Une année après la disparition de Vernant a eu lieu un colloque international destiné à lui rendre hommage et dont le fruit, qui a mûri pendant une décennie avant de paraître en 2018 aux Belles Lettres, est le volume présenté ici, dirigé par de Stella Georgoudi et François de Polignac. Le but de ce colloque et de l’ouvrage paru après, ne consiste pas, comme c’est trop souvent le cas, à multiplier les éloges ou à développer des postures idolâtres, mais comme l’affirment les rédacteurs du volume dans l’Introduction – « [i]l s’agit plutôt de reconsidérer une pensée multiforme d’une façon attentive, approfondie, réfléchie, voire déférente » (p. 7). Les textes réunis dans cet ouvrage répondent à cet objectif ambitieux en donnant un aperçu de la réception et de la pensée de Vernant, et proposent une révision critique a posteriori et une nouvelle évaluation à la lumière d’études récentes. Ils se donnent comme but de mesurer l’impact des opinions et de l’engagement politique de Vernant sur sa réflexion scientifique, de présenter les principaux aspects de son œuvre et de sa pensée dans le contexte des courants et des mutations intellectuelles de l’époque, ainsi que d’aborder des thèmes non considérés jusqu’alors tout en prenant l’œuvre de Vernant comme point de départ d’une réflexion plus large ou approfondie. Il est à constater que le volume présenté ici est un ouvrage plutôt hétérogène, et il convient de noter que la plupart des contributeurs ont résisté aux tendances hagiographiques qui pourraient s’imposer. Nous y trouverons, regroupées en trois parties, des contributions de chercheuses et chercheurs représentant différents domaines des études de l’Antiquité et originaires de pays et de milieux intellectuels divers : la première rassemble des essais sur les thèmes s’articulant autour du religieux, la deuxième est intitulée « Penser la cité », tandis que la troisième porte sur la réception internationale des travaux de Jean-Pierre Vernant.
Le texte rédigé par Philippe Borgeaud constitue une excellente introduction à l’intégralité du volume.
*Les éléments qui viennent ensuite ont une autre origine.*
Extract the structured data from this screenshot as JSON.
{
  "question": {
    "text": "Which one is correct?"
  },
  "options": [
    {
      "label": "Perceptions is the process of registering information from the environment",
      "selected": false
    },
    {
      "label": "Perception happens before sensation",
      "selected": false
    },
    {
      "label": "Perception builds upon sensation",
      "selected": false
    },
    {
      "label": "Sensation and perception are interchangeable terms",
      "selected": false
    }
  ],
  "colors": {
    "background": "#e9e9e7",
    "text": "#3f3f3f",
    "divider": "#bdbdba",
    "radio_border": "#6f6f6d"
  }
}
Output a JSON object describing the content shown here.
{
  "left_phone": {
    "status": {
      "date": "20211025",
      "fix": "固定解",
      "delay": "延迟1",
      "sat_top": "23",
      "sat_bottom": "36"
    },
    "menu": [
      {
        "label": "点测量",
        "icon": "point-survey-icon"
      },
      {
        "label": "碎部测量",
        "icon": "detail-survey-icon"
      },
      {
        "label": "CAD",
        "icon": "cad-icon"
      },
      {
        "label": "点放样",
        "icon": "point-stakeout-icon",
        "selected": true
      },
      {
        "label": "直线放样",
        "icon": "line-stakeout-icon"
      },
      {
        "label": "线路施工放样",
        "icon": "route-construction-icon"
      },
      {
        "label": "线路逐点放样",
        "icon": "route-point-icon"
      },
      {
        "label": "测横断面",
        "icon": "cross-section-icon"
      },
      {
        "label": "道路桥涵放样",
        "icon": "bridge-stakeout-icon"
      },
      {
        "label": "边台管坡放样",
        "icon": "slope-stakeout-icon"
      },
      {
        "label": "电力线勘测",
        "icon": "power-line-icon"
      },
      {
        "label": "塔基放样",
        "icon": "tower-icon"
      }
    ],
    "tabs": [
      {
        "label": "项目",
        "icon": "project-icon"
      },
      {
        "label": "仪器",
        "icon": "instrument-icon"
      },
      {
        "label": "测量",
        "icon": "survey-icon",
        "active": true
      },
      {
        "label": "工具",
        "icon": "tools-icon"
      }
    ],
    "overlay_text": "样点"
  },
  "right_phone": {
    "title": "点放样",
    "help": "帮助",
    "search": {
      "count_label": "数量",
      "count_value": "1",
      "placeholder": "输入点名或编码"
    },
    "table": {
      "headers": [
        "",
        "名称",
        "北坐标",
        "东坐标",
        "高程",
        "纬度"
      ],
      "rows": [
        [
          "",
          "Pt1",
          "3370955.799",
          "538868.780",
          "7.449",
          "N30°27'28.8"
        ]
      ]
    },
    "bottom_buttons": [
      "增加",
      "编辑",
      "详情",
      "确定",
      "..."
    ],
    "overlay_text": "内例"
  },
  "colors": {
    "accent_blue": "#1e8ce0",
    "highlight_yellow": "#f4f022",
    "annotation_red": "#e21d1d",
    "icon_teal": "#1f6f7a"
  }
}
L’auteur y cherche à établir si Vernant peut être considéré comme un historien des religions du monde grec au sens propre du terme. Il donne ensuite un large aperçu de l’itinéraire scientifique de Vernant tout au long de sa carrière et retrace les divers chemins qu’il parcourut, pointant en même temps vers de nouvelles perspectives (p. 31-51). Borgeaud présente d’abord le profil scientifique de Vernant, et dessine ses orientations méthodologiques et épistémologiques dans un contexte scientifique plus large, en caractérisant brièvement l’influence exercée par l’école de sociologie et de psychologie et anthropologie historique. Il remarque le rôle des maîtres de Vernant, Ignace Meyerson et Louis Gernet, ainsi que d’autres savants ayant contribué à sa formation intellectuelle, en particulier Marcel Mauss, Georges Dumézil et Claude Lévi‑Strauss. L’auteur compare également les approches de Vernant à des points de vue sur le mythe et la pensée mythique représentés ailleurs, en particulier par Walter Burkert dans le monde germanophone ou par Angelo Brelich et Raffaele Pettazzoni en Italie.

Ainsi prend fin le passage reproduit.